La storia poi della romana architettura segna le diverse fasi della sua politica, e come che Roma si pose alla testa del mondo, anche la sua architettura, più che ogni altra giganteggiò; perocchè sia anche l’arte più alta a rappresentare la terribile e vastissima grandezza di quel popolo.
Infatti a’ tempi più liberi e primitivi appartiene il modo d’architettare derivato dall’Etruria, che si palesa solido e severo: a que’ dell’impero se ne spiegò la magnificenza: al declinar del medesimo si mostrò cincischiata di fregi e deviò dal gusto antico; per poi corrompersi affatto, parallelamente alla corruzion dei costumi.

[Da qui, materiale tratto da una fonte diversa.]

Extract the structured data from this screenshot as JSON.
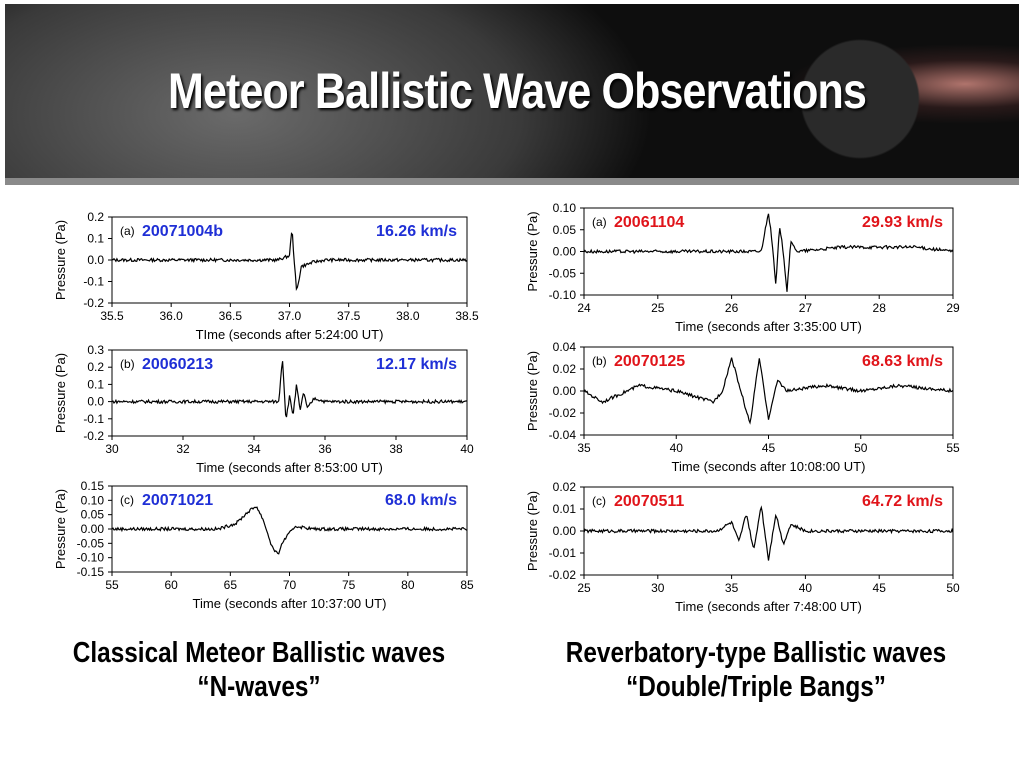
{
  "slide": {
    "title": "Meteor Ballistic Wave Observations",
    "caption_left": {
      "line1": "Classical Meteor Ballistic waves",
      "line2": "“N-waves”"
    },
    "caption_right": {
      "line1": "Reverbatory-type Ballistic waves",
      "line2": "“Double/Triple Bangs”"
    }
  },
  "chart_data": [
    {
      "type": "line",
      "panel": "(a)",
      "event": "20071004b",
      "speed": "16.26 km/s",
      "label_color": "#1f2fd6",
      "xlabel": "TIme (seconds after 5:24:00 UT)",
      "ylabel": "Pressure (Pa)",
      "xlim": [
        35.5,
        38.5
      ],
      "ylim": [
        -0.2,
        0.2
      ],
      "xticks": [
        "35.5",
        "36.0",
        "36.5",
        "37.0",
        "37.5",
        "38.0",
        "38.5"
      ],
      "yticks": [
        "0.2",
        "0.1",
        "0.0",
        "-0.1",
        "-0.2"
      ],
      "series": [
        {
          "x": [
            35.5,
            36.0,
            36.5,
            36.9,
            37.0,
            37.02,
            37.06,
            37.1,
            37.15,
            37.2,
            37.3,
            37.5,
            38.0,
            38.5
          ],
          "y": [
            0.0,
            0.0,
            0.0,
            0.0,
            0.02,
            0.15,
            -0.15,
            -0.03,
            -0.02,
            -0.01,
            0.0,
            0.0,
            0.0,
            0.0
          ]
        }
      ]
    },
    {
      "type": "line",
      "panel": "(b)",
      "event": "20060213",
      "speed": "12.17 km/s",
      "label_color": "#1f2fd6",
      "xlabel": "Time (seconds after 8:53:00 UT)",
      "ylabel": "Pressure (Pa)",
      "xlim": [
        30,
        40
      ],
      "ylim": [
        -0.2,
        0.3
      ],
      "xticks": [
        "30",
        "32",
        "34",
        "36",
        "38",
        "40"
      ],
      "yticks": [
        "0.3",
        "0.2",
        "0.1",
        "0.0",
        "-0.1",
        "-0.2"
      ],
      "series": [
        {
          "x": [
            30,
            32,
            34,
            34.7,
            34.8,
            34.9,
            35.0,
            35.1,
            35.2,
            35.3,
            35.4,
            35.5,
            35.7,
            36,
            38,
            40
          ],
          "y": [
            0.0,
            0.0,
            0.0,
            0.0,
            0.26,
            -0.11,
            0.03,
            -0.08,
            0.1,
            -0.06,
            0.06,
            -0.04,
            0.02,
            0.0,
            0.0,
            0.0
          ]
        }
      ]
    },
    {
      "type": "line",
      "panel": "(c)",
      "event": "20071021",
      "speed": "68.0 km/s",
      "label_color": "#1f2fd6",
      "xlabel": "Time (seconds after 10:37:00 UT)",
      "ylabel": "Pressure (Pa)",
      "xlim": [
        55,
        85
      ],
      "ylim": [
        -0.15,
        0.15
      ],
      "xticks": [
        "55",
        "60",
        "65",
        "70",
        "75",
        "80",
        "85"
      ],
      "yticks": [
        "0.15",
        "0.10",
        "0.05",
        "0.00",
        "-0.05",
        "-0.10",
        "-0.15"
      ],
      "series": [
        {
          "x": [
            55,
            60,
            64,
            65.5,
            66.5,
            67.2,
            67.8,
            68.5,
            69.0,
            69.5,
            70.5,
            72,
            75,
            80,
            85
          ],
          "y": [
            0.0,
            0.0,
            0.0,
            0.02,
            0.06,
            0.08,
            0.03,
            -0.06,
            -0.09,
            -0.04,
            0.01,
            0.0,
            0.0,
            0.0,
            0.0
          ]
        }
      ]
    },
    {
      "type": "line",
      "panel": "(a)",
      "event": "20061104",
      "speed": "29.93 km/s",
      "label_color": "#e0141a",
      "xlabel": "Time (seconds after 3:35:00 UT)",
      "ylabel": "Pressure (Pa)",
      "xlim": [
        24,
        29
      ],
      "ylim": [
        -0.1,
        0.1
      ],
      "xticks": [
        "24",
        "25",
        "26",
        "27",
        "28",
        "29"
      ],
      "yticks": [
        "0.10",
        "0.05",
        "0.00",
        "-0.05",
        "-0.10"
      ],
      "series": [
        {
          "x": [
            24,
            25,
            26,
            26.4,
            26.5,
            26.55,
            26.6,
            26.65,
            26.7,
            26.75,
            26.8,
            26.9,
            27.5,
            28,
            28.5,
            29
          ],
          "y": [
            0.0,
            0.0,
            0.0,
            0.0,
            0.09,
            0.02,
            -0.08,
            0.06,
            0.0,
            -0.09,
            0.02,
            0.0,
            0.01,
            0.01,
            0.01,
            0.0
          ]
        }
      ]
    },
    {
      "type": "line",
      "panel": "(b)",
      "event": "20070125",
      "speed": "68.63 km/s",
      "label_color": "#e0141a",
      "xlabel": "Time (seconds after 10:08:00 UT)",
      "ylabel": "Pressure (Pa)",
      "xlim": [
        35,
        55
      ],
      "ylim": [
        -0.04,
        0.04
      ],
      "xticks": [
        "35",
        "40",
        "45",
        "50",
        "55"
      ],
      "yticks": [
        "0.04",
        "0.02",
        "0.00",
        "-0.02",
        "-0.04"
      ],
      "series": [
        {
          "x": [
            35,
            36,
            38,
            40,
            42,
            42.5,
            43,
            43.5,
            44,
            44.5,
            45,
            45.5,
            46,
            48,
            50,
            52,
            55
          ],
          "y": [
            0.0,
            -0.01,
            0.005,
            0.0,
            -0.01,
            0.0,
            0.03,
            0.0,
            -0.03,
            0.03,
            -0.025,
            0.01,
            0.0,
            0.005,
            0.0,
            0.005,
            0.0
          ]
        }
      ]
    },
    {
      "type": "line",
      "panel": "(c)",
      "event": "20070511",
      "speed": "64.72 km/s",
      "label_color": "#e0141a",
      "xlabel": "Time (seconds after 7:48:00 UT)",
      "ylabel": "Pressure (Pa)",
      "xlim": [
        25,
        50
      ],
      "ylim": [
        -0.02,
        0.02
      ],
      "xticks": [
        "25",
        "30",
        "35",
        "40",
        "45",
        "50"
      ],
      "yticks": [
        "0.02",
        "0.01",
        "0.00",
        "-0.01",
        "-0.02"
      ],
      "series": [
        {
          "x": [
            25,
            30,
            34,
            35,
            35.5,
            36,
            36.5,
            37,
            37.5,
            38,
            38.5,
            39,
            40,
            45,
            50
          ],
          "y": [
            0.0,
            0.0,
            0.0,
            0.004,
            -0.005,
            0.008,
            -0.009,
            0.012,
            -0.013,
            0.008,
            -0.006,
            0.003,
            0.0,
            0.0,
            0.0
          ]
        }
      ]
    }
  ]
}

Nè questi caratteri e questa magnificenza furono distintivi de’ publici edifizj soltanto: essi riscontransi eziandio ne’ privati e nelle loro abitazioni. Così furono celebri le costruzioni di Lucullo, di Lepido, di Scauro, d’Aquilio, di Mamurra; così nel Capitolo che verrà delle Case designerò pure in Pompei abitazioni di cittadini magnificentissime. Per dare un’idea ancorchè imperfetta di tanta magnificenza, basterà l’accennare qui il grandissimo loro prezzo. La casa che Cicerone possedeva sul monte Palatino, gli era stata venduta da Crasso per tre milioni e cinquecento mila sesterzi, che si vorrebbero ragguagliare in oggi a lire nostrali 736,125. Quella di P. Clodio, che Cicerone tanto avversò e che fu poi ucciso da Annio Milone, era costata quattordici milioni ed ottocento mila sesterzi, vale a dire 3.027,833 lire e centesimi trentuno.
Non credo fuor di proposito, dopo tutto il fin qui detto, di qui soggiungere ora brevemente alcuni cenni intorno a talune discipline dell’edilizia romana, al tempo della Republica.
Allorquando accadeva di dover costrurre o riparare un edificio, praticavasi ad un dipresso quello che già notai si facesse in Pompei per le riparazioni delle vie. I Censori mettevano l’opera al publico incanto, quando pure essi medesimi non se ne fossero costituiti direttori, o non si fossero fatti rappresentare da loro delegati, duumviri, triumviri, quinqueviri. Compiuta la costruzione, i censori o gli edili venivano da un senato-consulto incaricati di collaudare e ricevere le opere, il cui prezzo veniva pagato dal publico tesoro. Spesso occorse che facoltosi uomini, in caccia di popolarità, previo aver riportato un senato-consulto, costruir facessero e riparare a propria spesa publici edificj: nel primo caso essi ottenevano l’autorizzazione di far iscrivere il loro nome sul monumento; nel secondo essi avevano facoltà di scriverlo a fianco del fondatore.